The study looked at the gut bacteria of three month-old babies and found that breast-fed babies had a wider range of microbes present than the formula-fed infants, but that their immune systems had developed to cope.
Lead researcher, Robert Chapkin from the Texas A&M University, explained, “While we found that the microbiome of breast-fed infants is significantly enriched in genes associated with ‘virulence’, including resistance to antibiotics and toxic compounds, we also found a correlation between bacterial pathogenicity and the expression of host genes associated with immune and defense mechanisms.” In other words, breastfed babies have some whacky bacteria in their guts that helps boost the immune system.
“Our findings suggest that human milk promotes the beneficial crosstalk between the immune system and microbe population in the gut, and maintains intestinal stability,” he added.
A while back I wrote about how babies born vaginally are exposed to microbes in the birth canal that can help with healthy gut colonization.
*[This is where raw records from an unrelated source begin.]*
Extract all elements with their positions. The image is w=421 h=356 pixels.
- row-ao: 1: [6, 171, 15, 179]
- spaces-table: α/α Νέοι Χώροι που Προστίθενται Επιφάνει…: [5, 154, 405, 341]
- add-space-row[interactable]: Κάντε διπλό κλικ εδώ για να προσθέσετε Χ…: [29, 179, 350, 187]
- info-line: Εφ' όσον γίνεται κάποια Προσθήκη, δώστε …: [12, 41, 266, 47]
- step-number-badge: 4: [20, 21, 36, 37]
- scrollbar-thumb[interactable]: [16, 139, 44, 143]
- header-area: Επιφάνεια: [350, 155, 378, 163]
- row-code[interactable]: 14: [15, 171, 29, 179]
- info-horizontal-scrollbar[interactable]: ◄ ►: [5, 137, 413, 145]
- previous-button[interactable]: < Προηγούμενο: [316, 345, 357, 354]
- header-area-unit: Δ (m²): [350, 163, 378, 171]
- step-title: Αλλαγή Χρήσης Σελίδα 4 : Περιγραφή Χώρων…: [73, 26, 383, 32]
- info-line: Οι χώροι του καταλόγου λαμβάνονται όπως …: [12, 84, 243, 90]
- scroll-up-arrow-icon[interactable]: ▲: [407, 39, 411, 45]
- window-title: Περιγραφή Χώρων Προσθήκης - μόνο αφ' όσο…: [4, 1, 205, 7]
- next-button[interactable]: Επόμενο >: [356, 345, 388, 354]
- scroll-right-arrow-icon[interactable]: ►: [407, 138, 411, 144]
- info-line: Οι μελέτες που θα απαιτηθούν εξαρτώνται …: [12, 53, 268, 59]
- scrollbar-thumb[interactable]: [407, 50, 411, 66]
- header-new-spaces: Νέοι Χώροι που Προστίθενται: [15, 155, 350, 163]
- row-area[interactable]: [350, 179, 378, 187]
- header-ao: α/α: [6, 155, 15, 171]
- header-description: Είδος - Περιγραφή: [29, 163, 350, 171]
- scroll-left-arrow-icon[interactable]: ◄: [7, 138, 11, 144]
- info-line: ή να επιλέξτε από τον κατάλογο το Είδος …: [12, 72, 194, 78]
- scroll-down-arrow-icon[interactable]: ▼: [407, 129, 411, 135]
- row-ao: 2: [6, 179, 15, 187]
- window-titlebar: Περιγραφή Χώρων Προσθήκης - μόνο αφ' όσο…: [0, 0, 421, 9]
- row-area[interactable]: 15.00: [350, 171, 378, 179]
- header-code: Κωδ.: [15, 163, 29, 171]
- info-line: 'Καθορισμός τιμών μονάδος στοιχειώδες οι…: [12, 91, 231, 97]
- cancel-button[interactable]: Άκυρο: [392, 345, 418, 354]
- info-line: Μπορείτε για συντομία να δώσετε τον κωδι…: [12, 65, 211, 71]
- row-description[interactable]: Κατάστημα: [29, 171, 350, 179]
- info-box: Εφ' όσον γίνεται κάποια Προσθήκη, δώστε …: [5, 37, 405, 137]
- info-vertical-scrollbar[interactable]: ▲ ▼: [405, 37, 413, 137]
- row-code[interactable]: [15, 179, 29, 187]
This study showed that babies delivered via c-section miss out on this good bacteria and are, instead, being exposed to less favorable bacteria—the kind found on the mother’s skin and within the hospital (including Staphylococcus and Acinetobacter). This may explain why babies born surgically are at higher risk of infection than those born vaginally. Speaking to Science News on this topic, pediatrician Josef Neu describes a baby’s first encounter with bacteria: “It’s like a garden where few, if any, seeds have been planted. If you push in one direction you might get a lot of weeds, a lack of diversity. That can be associated with immune system problems.”